Transducin-like enhancer of split 1 (TLE1) is a member of the TLE family of transcriptional co-repressors that control the transcription of a wide range of genes. The aim of this study was to evaluate the prognostic role of TLE1 gene expression in patients with T-cell acute lymphoblastic leukemia (T-ALL). This study was conducted on 97 newly diagnosed T-ALL patients admitted to the Mansoura University oncology center (59 males and 38 females) with median age 33 years, in addition to 102 apparently healthy individuals who served as a control group. TLE1 gene expression was measured in both patients and control groups by real time - PCR. The calculation of relative gene expression was done using the AACt method. TEL1 gene expression was significantly down regulated in T-ALL cases (median 2.83) as compared to controls (median 84.65) (p < 0.001). Low TEL1 gene expression was significantly associated with CNS infiltration, failure to achieve 1st complete remission and higher relapse rate (p< 0.001, 0.001 and 0.023, respectively). Early T-cell precursor (ETP)-ALL/LBL subtype was found to be significantly associated with low TEL1 gene expression (P 0.04), however there was no relation between TEL1 gene expression and TCR rearrangement or other available molecular abnormalities. Likewise, low TEL1 gene expression was significantly associated with shorter overall survival (OS) and disease-free survival (DFS) (P= 0.012 and 0.011, respectively).
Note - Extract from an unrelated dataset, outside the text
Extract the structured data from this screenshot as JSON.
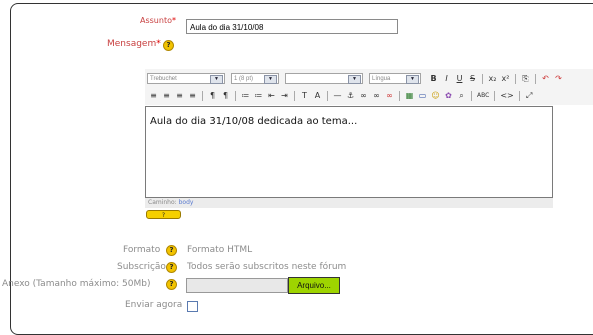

Furthermore, Low TEL1 gene expression was considered a risk predictor of relapse with OR 3.636(CI.1.422-9.295) (P =0.007); and OR 0.803(CI. 0.609-0.96) (P=0.021) and an independent predictor of T-ALL patients' outcomes with OR 0.619 (CI. 0.44-0.872) (P=0.006). TLE1 gene expression was significantly down regulated in T-ALL as compared with controls. Low TLE1 expression is an independent predictor of the T-ALL patient's outcome and could open the way for further risk stratification and targeted therapy in T-ALL.